Before getting to a vet
- Do NOT try to bleed the snakebite and do NOT attempt to suck venom through a cut or a fang mark. Do NOT try to handle the snake.
- If the bite is on an extremity such as a leg try putting on a tourniquet by tying it with a string snugly a couple of inches above the bite wound such that a finger will pass under the tourniquet. If a string is not available use the sleeve of a shirt
- Make sure you have another person with you to handle the dog as you get to a vet.
- Have the description of the snake ready if possible since a snake specific anti-venom is the best option.
- The poison will cause swelling and may cause nostrils or windpipe to swell shut. To prevent more injury remove the collar or harness. If breathing stops be prepared to give your dog mouth to mouth resuscitation.
- Keep your dog as immobile by keeping in a crate or having a person restrict the dog’s movements because all movement will speed up the spread of venom.
- Turn up the AC in the car to the maximum. The cold will slow down circulation. You may also apply an ice pack directly to the wound. Ice or anything from the freezer kept in a plastic bag to prevent fluid melting on the dog is a good ice pack. Keep the ice pack on till you reach the vet.
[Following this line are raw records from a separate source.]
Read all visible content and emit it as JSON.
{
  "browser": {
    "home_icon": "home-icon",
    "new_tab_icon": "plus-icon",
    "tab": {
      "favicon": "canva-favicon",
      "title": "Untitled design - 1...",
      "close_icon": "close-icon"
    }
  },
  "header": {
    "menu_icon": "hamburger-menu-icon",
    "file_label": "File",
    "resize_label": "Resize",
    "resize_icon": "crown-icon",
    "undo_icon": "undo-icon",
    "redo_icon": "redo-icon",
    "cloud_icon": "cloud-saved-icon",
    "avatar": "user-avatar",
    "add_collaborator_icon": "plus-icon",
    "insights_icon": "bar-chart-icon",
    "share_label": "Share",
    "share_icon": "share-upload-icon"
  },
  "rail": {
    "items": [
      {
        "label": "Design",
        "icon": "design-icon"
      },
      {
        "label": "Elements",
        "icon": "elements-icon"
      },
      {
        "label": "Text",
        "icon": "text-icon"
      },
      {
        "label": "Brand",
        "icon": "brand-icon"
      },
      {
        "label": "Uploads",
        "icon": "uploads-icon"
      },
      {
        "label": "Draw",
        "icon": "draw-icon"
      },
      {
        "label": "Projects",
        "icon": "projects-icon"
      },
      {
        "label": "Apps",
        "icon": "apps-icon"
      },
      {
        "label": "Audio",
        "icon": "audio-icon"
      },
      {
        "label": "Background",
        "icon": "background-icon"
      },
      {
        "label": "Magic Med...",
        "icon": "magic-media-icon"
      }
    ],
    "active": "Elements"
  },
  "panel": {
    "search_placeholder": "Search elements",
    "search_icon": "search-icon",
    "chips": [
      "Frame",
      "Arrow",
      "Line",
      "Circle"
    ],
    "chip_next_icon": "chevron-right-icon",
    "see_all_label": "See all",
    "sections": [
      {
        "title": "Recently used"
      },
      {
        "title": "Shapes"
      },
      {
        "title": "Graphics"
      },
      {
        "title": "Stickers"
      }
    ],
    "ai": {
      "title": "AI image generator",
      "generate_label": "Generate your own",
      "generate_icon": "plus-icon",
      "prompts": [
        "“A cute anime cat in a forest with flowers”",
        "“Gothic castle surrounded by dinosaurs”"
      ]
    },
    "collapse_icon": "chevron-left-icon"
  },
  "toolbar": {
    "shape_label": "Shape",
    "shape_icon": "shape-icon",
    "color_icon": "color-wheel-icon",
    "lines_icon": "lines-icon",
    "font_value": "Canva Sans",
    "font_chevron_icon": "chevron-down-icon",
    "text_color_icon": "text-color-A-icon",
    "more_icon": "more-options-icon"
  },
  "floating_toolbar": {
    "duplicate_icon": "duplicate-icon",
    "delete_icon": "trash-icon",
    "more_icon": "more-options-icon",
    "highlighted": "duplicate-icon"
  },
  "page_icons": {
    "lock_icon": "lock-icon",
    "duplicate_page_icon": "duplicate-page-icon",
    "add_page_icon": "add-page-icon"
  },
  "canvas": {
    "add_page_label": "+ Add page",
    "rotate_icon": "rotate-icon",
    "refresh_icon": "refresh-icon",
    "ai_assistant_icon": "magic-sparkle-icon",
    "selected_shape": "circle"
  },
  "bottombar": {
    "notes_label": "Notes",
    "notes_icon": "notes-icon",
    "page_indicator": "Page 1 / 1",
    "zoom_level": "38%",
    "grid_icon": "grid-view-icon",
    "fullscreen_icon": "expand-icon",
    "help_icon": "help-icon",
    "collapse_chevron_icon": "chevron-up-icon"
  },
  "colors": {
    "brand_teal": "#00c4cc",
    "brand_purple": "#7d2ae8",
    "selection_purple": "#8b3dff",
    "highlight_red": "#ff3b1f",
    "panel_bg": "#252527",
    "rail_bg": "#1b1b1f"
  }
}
- If you can see bite marks, rinse the wounds with water or a wet wipes to get the venom.
Treatment for snakebite
Once a vet has examined the dog they will:
- Administer the appropriate antivenin that neutralizes the effects of the snake venom. Snake-specific antivenin is preferred to generic antivenin.
- This may be accompanied by administration of other drugs such as Dexa to prevent the dog from going into shock, IV, painkillers, and anti-inflammatories to reduce discomfort.
- Even when initial symptoms subside the danger is not over. Over a 36-72 hour window, secondary symptoms will appear as the toxins get accumulated and damage internal organs including kidneys and liver etc. causing acute kidney disease, liver disease, or multiple organ failure. The dog needs to be monitored for up to a week or more for all danger to subside.
Prevention of snakebite
- For the most part, snakes will share the habitat with you for food. Make sure there are no rats which are the number one food source for snakes. Rats will be where there is open human garbage or food source. Keep the surroundings clean.
- Make sure that you clear the underbrush and any place that a snake can use as a hiding place.
- Never leave your dog unsupervised even in your own yard.
- While out walking, control your dog with a leash at all times. Do not allow your dog to explore holes in the ground or dig under logs or rocks. Stay on open paths. If your dog is curious about “something” hidden in the grass, back off immediately.
- If you live in a snake-endemic region and a high-risk area, invest in a vacuum pump for snake bites and in antivenin (which must be kept refrigerated) and learn how to inject when required.
The information contained in VOSD Vet Advice™ is not intended nor implied to be a substitute for professional medical action which is provided by your vet. You assume full responsibility for how you choose to use this information. For any emergency situation related to a dog’s health, please visit the nearest veterinary clinic.